I shook my head, "Dude, seriously. That'd be like you hooking up with your step sister. It's sick. Just drop it."

"I'm just saying, it'd be a hella shame to let something perfect go because you can't see past your own fucked up little tweedle brain there, man," AJ said, waving his fingers at my head. "You don't see it, but I'm telling you every single other person in the fucking universe does."

I rolled my eyes, "You and, who? Brian? Brian doesn't give a shit who I end up with, only that I end up with someone. You know him and his wholesome goodygoody morals and all that."

"I'm talking Howie and Kevin and everyone, even Jenn and Eddie and Q and everyone."

"You're all nuts," I answered. I yanked my suitcase off the spinner. "Even if reality was suspended and I did even remotely find Dogface attractive that way, there's still the bit where I don't want to get married or have kids or any of that classic white picket fence American dream apple pie shit. I don't want it, and that's what Dogface was like built for."

AJ shrugged, "I never thought I wanted it either but I'm telling you man nothing smells sweeter than my daughter's dirty diapers."

"That's really sick, Jay."

AJ grinned. "Speaking of..."

I turned around and spotted Rochelle a few feet away, carrying Ava in a sling on her chest.
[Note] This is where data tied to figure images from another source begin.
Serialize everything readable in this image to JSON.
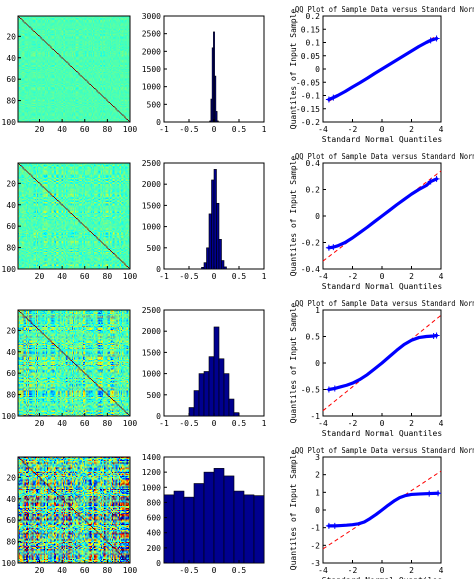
{
  "chart_data": [
    {
      "type": "heatmap",
      "panel": "row1-matrix",
      "xticks": [
        "20",
        "40",
        "60",
        "80",
        "100"
      ],
      "yticks": [
        "20",
        "40",
        "60",
        "80",
        "100"
      ],
      "xlim": [
        1,
        100
      ],
      "ylim": [
        1,
        100
      ],
      "size": 100,
      "noise_amplitude": 0.1,
      "diagonal_color": "#7f0000"
    },
    {
      "type": "bar",
      "panel": "row1-histogram",
      "x": [
        -0.075,
        -0.05,
        -0.025,
        0,
        0.025,
        0.05,
        0.075
      ],
      "values": [
        30,
        650,
        2100,
        2550,
        1300,
        300,
        30
      ],
      "xlim": [
        -1,
        1
      ],
      "ylim": [
        0,
        3000
      ],
      "xticks": [
        "-1",
        "-0.5",
        "0",
        "0.5",
        "1"
      ],
      "yticks": [
        "0",
        "500",
        "1000",
        "1500",
        "2000",
        "2500",
        "3000"
      ]
    },
    {
      "type": "scatter",
      "panel": "row1-qqplot",
      "title": "QQ Plot of Sample Data versus Standard Normal",
      "xlabel": "Standard Normal Quantiles",
      "ylabel": "Quantiles of Input Sample",
      "xlim": [
        -4,
        4
      ],
      "ylim": [
        -0.2,
        0.2
      ],
      "xticks": [
        "-4",
        "-2",
        "0",
        "2",
        "4"
      ],
      "yticks": [
        "-0.2",
        "-0.15",
        "-0.1",
        "-0.05",
        "0",
        "0.05",
        "0.1",
        "0.15",
        "0.2"
      ],
      "points": [
        [
          -3.6,
          -0.115
        ],
        [
          -3.3,
          -0.108
        ],
        [
          -3,
          -0.1
        ],
        [
          -2.5,
          -0.085
        ],
        [
          -2,
          -0.068
        ],
        [
          -1.5,
          -0.052
        ],
        [
          -1,
          -0.035
        ],
        [
          -0.5,
          -0.017
        ],
        [
          0,
          0
        ],
        [
          0.5,
          0.017
        ],
        [
          1,
          0.034
        ],
        [
          1.5,
          0.051
        ],
        [
          2,
          0.068
        ],
        [
          2.5,
          0.085
        ],
        [
          3,
          0.1
        ],
        [
          3.3,
          0.108
        ],
        [
          3.7,
          0.115
        ]
      ],
      "ref_line": [
        [
          -3.6,
          -0.122
        ],
        [
          3.6,
          0.122
        ]
      ]
    },
    {
      "type": "heatmap",
      "panel": "row2-matrix",
      "xticks": [
        "20",
        "40",
        "60",
        "80",
        "100"
      ],
      "yticks": [
        "20",
        "40",
        "60",
        "80",
        "100"
      ],
      "xlim": [
        1,
        100
      ],
      "ylim": [
        1,
        100
      ],
      "size": 100,
      "noise_amplitude": 0.25,
      "diagonal_color": "#7f0000"
    },
    {
      "type": "bar",
      "panel": "row2-histogram",
      "x": [
        -0.225,
        -0.175,
        -0.125,
        -0.075,
        -0.025,
        0.025,
        0.075,
        0.125,
        0.175,
        0.225
      ],
      "values": [
        40,
        150,
        500,
        1300,
        2100,
        2350,
        1550,
        700,
        200,
        50
      ],
      "xlim": [
        -1,
        1
      ],
      "ylim": [
        0,
        2500
      ],
      "xticks": [
        "-1",
        "-0.5",
        "0",
        "0.5",
        "1"
      ],
      "yticks": [
        "0",
        "500",
        "1000",
        "1500",
        "2000",
        "2500"
      ]
    },
    {
      "type": "scatter",
      "panel": "row2-qqplot",
      "title": "QQ Plot of Sample Data versus Standard Normal",
      "xlabel": "Standard Normal Quantiles",
      "ylabel": "Quantiles of Input Sample",
      "xlim": [
        -4,
        4
      ],
      "ylim": [
        -0.4,
        0.4
      ],
      "xticks": [
        "-4",
        "-2",
        "0",
        "2",
        "4"
      ],
      "yticks": [
        "-0.4",
        "-0.2",
        "0",
        "0.2",
        "0.4"
      ],
      "points": [
        [
          -3.6,
          -0.24
        ],
        [
          -3.3,
          -0.235
        ],
        [
          -3,
          -0.225
        ],
        [
          -2.5,
          -0.2
        ],
        [
          -2,
          -0.165
        ],
        [
          -1.5,
          -0.125
        ],
        [
          -1,
          -0.085
        ],
        [
          -0.5,
          -0.042
        ],
        [
          0,
          0
        ],
        [
          0.5,
          0.042
        ],
        [
          1,
          0.085
        ],
        [
          1.5,
          0.125
        ],
        [
          2,
          0.165
        ],
        [
          2.5,
          0.2
        ],
        [
          3,
          0.23
        ],
        [
          3.3,
          0.26
        ],
        [
          3.7,
          0.28
        ]
      ],
      "ref_line": [
        [
          -4,
          -0.34
        ],
        [
          4,
          0.34
        ]
      ]
    },
    {
      "type": "heatmap",
      "panel": "row3-matrix",
      "xticks": [
        "20",
        "40",
        "60",
        "80",
        "100"
      ],
      "yticks": [
        "20",
        "40",
        "60",
        "80",
        "100"
      ],
      "xlim": [
        1,
        100
      ],
      "ylim": [
        1,
        100
      ],
      "size": 100,
      "noise_amplitude": 0.5,
      "diagonal_color": "#7f0000"
    },
    {
      "type": "bar",
      "panel": "row3-histogram",
      "x": [
        -0.45,
        -0.35,
        -0.25,
        -0.15,
        -0.05,
        0.05,
        0.15,
        0.25,
        0.35,
        0.45
      ],
      "values": [
        200,
        600,
        1000,
        1050,
        1400,
        2100,
        1350,
        1000,
        400,
        80
      ],
      "xlim": [
        -1,
        1
      ],
      "ylim": [
        0,
        2500
      ],
      "xticks": [
        "-1",
        "-0.5",
        "0",
        "0.5",
        "1"
      ],
      "yticks": [
        "0",
        "500",
        "1000",
        "1500",
        "2000",
        "2500"
      ]
    },
    {
      "type": "scatter",
      "panel": "row3-qqplot",
      "title": "QQ Plot of Sample Data versus Standard Normal",
      "xlabel": "Standard Normal Quantiles",
      "ylabel": "Quantiles of Input Sample",
      "xlim": [
        -4,
        4
      ],
      "ylim": [
        -1,
        1
      ],
      "xticks": [
        "-4",
        "-2",
        "0",
        "2",
        "4"
      ],
      "yticks": [
        "-1",
        "-0.5",
        "0",
        "0.5",
        "1"
      ],
      "points": [
        [
          -3.6,
          -0.5
        ],
        [
          -3.2,
          -0.48
        ],
        [
          -2.8,
          -0.45
        ],
        [
          -2.4,
          -0.42
        ],
        [
          -2,
          -0.38
        ],
        [
          -1.5,
          -0.31
        ],
        [
          -1,
          -0.22
        ],
        [
          -0.5,
          -0.11
        ],
        [
          0,
          0
        ],
        [
          0.5,
          0.12
        ],
        [
          1,
          0.24
        ],
        [
          1.5,
          0.35
        ],
        [
          2,
          0.43
        ],
        [
          2.5,
          0.48
        ],
        [
          3,
          0.5
        ],
        [
          3.5,
          0.51
        ],
        [
          3.7,
          0.52
        ]
      ],
      "ref_line": [
        [
          -4,
          -0.9
        ],
        [
          4,
          0.9
        ]
      ]
    },
    {
      "type": "heatmap",
      "panel": "row4-matrix",
      "xticks": [
        "20",
        "40",
        "60",
        "80",
        "100"
      ],
      "yticks": [
        "20",
        "40",
        "60",
        "80",
        "100"
      ],
      "xlim": [
        1,
        100
      ],
      "ylim": [
        1,
        100
      ],
      "size": 100,
      "noise_amplitude": 1.0,
      "diagonal_color": "#7f0000"
    },
    {
      "type": "bar",
      "panel": "row4-histogram",
      "x": [
        -0.9,
        -0.7,
        -0.5,
        -0.3,
        -0.1,
        0.1,
        0.3,
        0.5,
        0.7,
        0.9
      ],
      "values": [
        900,
        950,
        870,
        1050,
        1200,
        1250,
        1150,
        950,
        900,
        890
      ],
      "xlim": [
        -1,
        1
      ],
      "ylim": [
        0,
        1400
      ],
      "xticks": [
        "-0.5",
        "0",
        "0.5"
      ],
      "yticks": [
        "0",
        "200",
        "400",
        "600",
        "800",
        "1000",
        "1200",
        "1400"
      ]
    },
    {
      "type": "scatter",
      "panel": "row4-qqplot",
      "title": "QQ Plot of Sample Data versus Standard Normal",
      "xlabel": "Standard Normal Quantiles",
      "ylabel": "Quantiles of Input Sample",
      "xlim": [
        -4,
        4
      ],
      "ylim": [
        -3,
        3
      ],
      "xticks": [
        "-4",
        "-2",
        "0",
        "2",
        "4"
      ],
      "yticks": [
        "-3",
        "-2",
        "-1",
        "0",
        "1",
        "2",
        "3"
      ],
      "points": [
        [
          -3.6,
          -0.9
        ],
        [
          -3.2,
          -0.9
        ],
        [
          -2.8,
          -0.88
        ],
        [
          -2.4,
          -0.86
        ],
        [
          -2,
          -0.83
        ],
        [
          -1.6,
          -0.78
        ],
        [
          -1.2,
          -0.68
        ],
        [
          -0.8,
          -0.48
        ],
        [
          -0.4,
          -0.25
        ],
        [
          0,
          0
        ],
        [
          0.4,
          0.26
        ],
        [
          0.8,
          0.5
        ],
        [
          1.2,
          0.7
        ],
        [
          1.6,
          0.82
        ],
        [
          2,
          0.88
        ],
        [
          2.6,
          0.91
        ],
        [
          3.2,
          0.93
        ],
        [
          3.8,
          0.95
        ]
      ],
      "ref_line": [
        [
          -4,
          -2.2
        ],
        [
          4,
          2.2
        ]
      ]
    }
  ]
}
AJ rushed over and wrapped his arms around Rochelle and Ava in one fell sweep and he pressed his nose to the baby's face and made googley noises.

I sighed, "I'll see ya'll around," I said.

"See ya," AJ called, barely acknowledging me.

I walked out to my car and hoisted my suitcase in.

When I pulled up to my house about an hour later, I found Chris sitting on the front step, his suit undone at the collar, his neck tie wrapped around his fist. He had a bottle of Jack beside him on the stoop, mostly gone, and he was leaning against my door. I parked and got out and walked over to him, kicked his foot. "Hey, Chris," I said, "Wake up, man."

Chris blinked blurrily up at me. "Oh hey douche tool," he slurred.

"Hey." I reached down and pulled him up to his feet, "What're you doing here?"

"I came to - to give you - a - a piece of my mind," Chris answered. He wobbled.

"A piece of your mind, huh?" I sniffed him, "Shit man you smell like the inside of a bottle."

"You take'er for granted," he hiccuped.

I pulled Chris up the steps and into the door. "C'mon, man," I said. I deposited him on the couch.

"Take her and take her and you just don't have a shit's clue," he muttered.

"Not a shit's clue what you're talking about," I agreed. I left Chris in the living room and went back out front to collect his empty Jack bottle, and my suitcase from my car. When I got back inside, I could hear Chris snoring, so I threw the bottle away and hauled the suitcase up the stairs to get some sleep of my own.